Keiretsu Forum Mid-Atlantic portfolio company, Salarius Pharmaceuticals, negotiated a successful exit in January. Salarius and publicly traded Flex Pharma, Inc (NASDAQ: FLKS) announced that the companies entered into a definitive merger agreement under which Flex Pharma is expected to be renamed Salarius Pharmaceuticals, Inc. and be under the leadership of Salarius’ current management team, led by Chief Executive Officer, David Arthur. The Salarius clinical pipeline will become the lead assets of the company following the transaction. Flex Pharma President and Chief Executive Officer, William McVicar, Ph.D., is expected to join the Board of Directors of the combined company following the closing of the transaction.
Salarius’ lead compound, Seclidemstat, targets the epigenetic dysregulation underlying Ewing sarcoma, a devastating pediatric, adolescent and young adult bone cancer for which no targeted therapies currently exist. The management team believes that the merger will position the combined company resources to better target rare, orphaned cancers and cancers that have a high unmet need.

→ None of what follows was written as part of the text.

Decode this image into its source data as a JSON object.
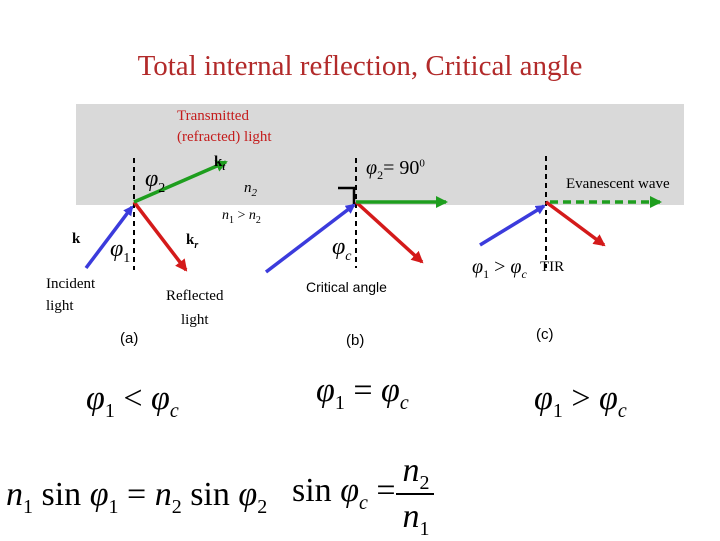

Salarius recently completed a $6.4 million private placement, which combined with cash from Flex Pharma is expected to fund the combined company to mid-2020, allowing it to report early cohort data from an ongoing Phase 1 Ewing sarcoma trial. Upon the closing of the transaction, Flex Pharma stockholders will own approximately 19.9% of the combined company, and current Salarius investors will own about 80.1% of the combined company. Flex Pharma stockholders will also receive a right to receive warrants, six months and one day following the closing date of the transaction, allowing them to purchase additional shares. The total value of these warrants will be calculated such that upon exercise Flex Pharma stockholders would own an additional 2.4%, or a total of 22.3%, of the value of the combined entity, subject to adjustment based on Flex Pharma’s net cash at closing.